Сходив и повторно налив рюмку Главному, Виталик вернулся и наполнил две наши.
– Анжелу давно не видел? – спросил он грустно.
– Гелю? С утра.
– Гад, – утвердился в печали Виталик и наполнил греческой жидкостью рот.
Главный, наконец, положил трубку, но телефон будто этого ждал и тут же залился прерывистым междугородным звонком. Главный говорил долго, еще дольше молчал, но кивнул только пару раз – наливающей Виталиковой руке. Надо сказать, эти два человека вполне могли быть отцом и сыном.
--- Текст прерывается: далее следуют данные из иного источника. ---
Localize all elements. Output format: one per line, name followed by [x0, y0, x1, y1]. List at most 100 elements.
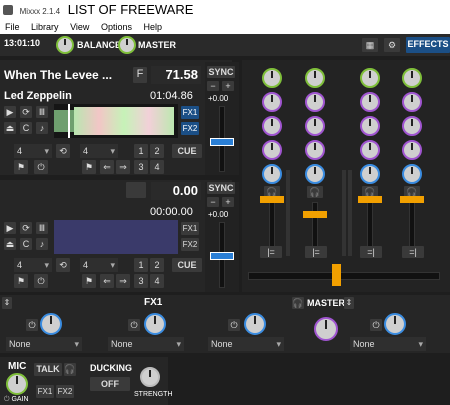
deck1-fx2-button[interactable]: FX2: [181, 122, 199, 135]
deck1-pitch-down[interactable]: −: [207, 81, 219, 91]
deck1-repeat-icon[interactable]: ⟳: [20, 106, 32, 118]
fx-slot2-select[interactable]: None: [108, 337, 184, 351]
deck1-beatjump-select[interactable]: 4: [80, 144, 118, 158]
master-knob[interactable]: [118, 36, 136, 54]
fx-slot1-select[interactable]: None: [6, 337, 82, 351]
deck2-hotcue-2[interactable]: 2: [150, 258, 164, 272]
deck1-note-icon[interactable]: ♪: [36, 122, 48, 134]
deck1-hotcue-1[interactable]: 1: [134, 144, 148, 158]
ch1-volume-handle[interactable]: [260, 196, 284, 203]
ch3-high-knob[interactable]: [360, 92, 380, 112]
deck1-flag-icon[interactable]: ⚑: [14, 160, 28, 174]
deck2-pitch-down[interactable]: −: [207, 197, 219, 207]
deck1-pitch-up[interactable]: +: [222, 81, 234, 91]
deck2-hotcue-3[interactable]: 3: [134, 274, 148, 288]
menu-options[interactable]: Options: [101, 22, 132, 32]
deck2-beatgrid-icon[interactable]: Ⅲ: [36, 222, 48, 234]
deck1-beatloop-select[interactable]: 4: [14, 144, 52, 158]
deck2-waveform[interactable]: [54, 220, 178, 254]
deck1-eject-icon[interactable]: ⏏: [4, 122, 16, 134]
deck2-fx1-button[interactable]: FX1: [181, 222, 199, 235]
deck2-repeat-icon[interactable]: ⟳: [20, 222, 32, 234]
deck1-reloop-icon[interactable]: ⏻: [34, 160, 48, 174]
fx-slot4-power-icon[interactable]: ⏻: [370, 319, 382, 331]
fx-slot4-mix-knob[interactable]: [384, 313, 406, 335]
ch2-headphone-icon[interactable]: 🎧: [307, 186, 323, 198]
ch2-high-knob[interactable]: [305, 92, 325, 112]
fx-collapse-icon[interactable]: ⇕: [2, 297, 12, 309]
deck1-hotcue-3[interactable]: 3: [134, 160, 148, 174]
deck2-loop-icon[interactable]: ⟲: [56, 258, 70, 272]
deck2-cue-icon[interactable]: C: [20, 238, 32, 250]
menu-library[interactable]: Library: [31, 22, 59, 32]
deck2-beatloop-select[interactable]: 4: [14, 258, 52, 272]
deck2-flag-icon[interactable]: ⚑: [14, 274, 28, 288]
fx-slot2-power-icon[interactable]: ⏻: [128, 319, 140, 331]
deck1-cue-button[interactable]: CUE: [172, 144, 202, 158]
deck1-back-icon[interactable]: ⇐: [100, 160, 114, 174]
ch1-mid-knob[interactable]: [262, 116, 282, 136]
deck1-loop-icon[interactable]: ⟲: [56, 144, 70, 158]
deck1-cue-icon[interactable]: C: [20, 122, 32, 134]
fx-slot3-power-icon[interactable]: ⏻: [228, 319, 240, 331]
effects-button[interactable]: EFFECTS: [406, 37, 450, 53]
deck2-pitch-up[interactable]: +: [222, 197, 234, 207]
fx-headphone-icon[interactable]: 🎧: [292, 297, 304, 309]
deck2-pitch-handle[interactable]: [210, 252, 234, 260]
mic-fx1-button[interactable]: FX1: [36, 385, 54, 398]
library-toggle-icon[interactable]: ▦: [362, 38, 378, 52]
deck2-eject-icon[interactable]: ⏏: [4, 238, 16, 250]
deck2-fwd-icon[interactable]: ⇒: [116, 274, 130, 288]
fx2-collapse-icon[interactable]: ⇕: [344, 297, 354, 309]
fx-slot4-select[interactable]: None: [350, 337, 426, 351]
ch3-volume-handle[interactable]: [358, 196, 382, 203]
ch2-orientation-icon[interactable]: |=: [305, 246, 327, 258]
ch1-gain-knob[interactable]: [262, 68, 282, 88]
ch2-low-knob[interactable]: [305, 140, 325, 160]
deck1-pitch-handle[interactable]: [210, 138, 234, 146]
fx-slot3-select[interactable]: None: [208, 337, 284, 351]
deck2-hotcue-4[interactable]: 4: [150, 274, 164, 288]
mic-gain-knob[interactable]: [6, 373, 28, 395]
deck1-flag2-icon[interactable]: ⚑: [82, 160, 96, 174]
deck2-cue-button[interactable]: CUE: [172, 258, 202, 272]
ch2-gain-knob[interactable]: [305, 68, 325, 88]
deck2-play-icon[interactable]: ▶: [4, 222, 16, 234]
deck2-flag2-icon[interactable]: ⚑: [82, 274, 96, 288]
ch3-mid-knob[interactable]: [360, 116, 380, 136]
deck2-sync-button[interactable]: SYNC: [207, 182, 235, 194]
deck1-key-button[interactable]: F: [133, 67, 147, 83]
deck2-note-icon[interactable]: ♪: [36, 238, 48, 250]
ch4-filter-knob[interactable]: [402, 164, 422, 184]
ch2-mid-knob[interactable]: [305, 116, 325, 136]
ch3-gain-knob[interactable]: [360, 68, 380, 88]
mic-talk-button[interactable]: TALK: [34, 363, 62, 376]
ch3-low-knob[interactable]: [360, 140, 380, 160]
mic-fx2-button[interactable]: FX2: [56, 385, 74, 398]
deck1-sync-button[interactable]: SYNC: [207, 66, 235, 78]
fx-slot2-mix-knob[interactable]: [144, 313, 166, 335]
deck2-beatjump-select[interactable]: 4: [80, 258, 118, 272]
settings-icon[interactable]: ⚙: [384, 38, 400, 52]
fx-slot1-mix-knob[interactable]: [40, 313, 62, 335]
fx-slot3-mix-knob[interactable]: [244, 313, 266, 335]
ch3-orientation-icon[interactable]: =|: [360, 246, 382, 258]
ch4-volume-handle[interactable]: [400, 196, 424, 203]
menu-help[interactable]: Help: [143, 22, 162, 32]
deck2-fx2-button[interactable]: FX2: [181, 238, 199, 251]
ch4-orientation-icon[interactable]: =|: [402, 246, 424, 258]
deck2-hotcue-1[interactable]: 1: [134, 258, 148, 272]
ch1-high-knob[interactable]: [262, 92, 282, 112]
crossfader-handle[interactable]: [332, 264, 341, 286]
fx-super-knob[interactable]: [314, 317, 338, 341]
deck2-back-icon[interactable]: ⇐: [100, 274, 114, 288]
ducking-strength-knob[interactable]: [140, 367, 160, 387]
ch3-filter-knob[interactable]: [360, 164, 380, 184]
balance-knob[interactable]: [56, 36, 74, 54]
ch4-gain-knob[interactable]: [402, 68, 422, 88]
menu-view[interactable]: View: [70, 22, 89, 32]
fx-slot1-power-icon[interactable]: ⏻: [26, 319, 38, 331]
deck1-waveform[interactable]: [54, 104, 178, 138]
deck1-beatgrid-icon[interactable]: Ⅲ: [36, 106, 48, 118]
deck2-reloop-icon[interactable]: ⏻: [34, 274, 48, 288]
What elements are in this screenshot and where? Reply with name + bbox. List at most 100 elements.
И неважно, что Виталик был лысоват, вернее, пушист на темени, а шевелюра главного напоминала шкуру перезимовавшего овцебыка. Правда, Главный был заслуженный холостяк, драматург и к тому же мастит. И этим вызывал к себе огромное уважение. Мы дождались момента, когда он отвел от красного уха трубку и, пренебрегши тонким коньячным одёнком на дне греческой бутылки, полез рукою за свое кресло и достал початую водку.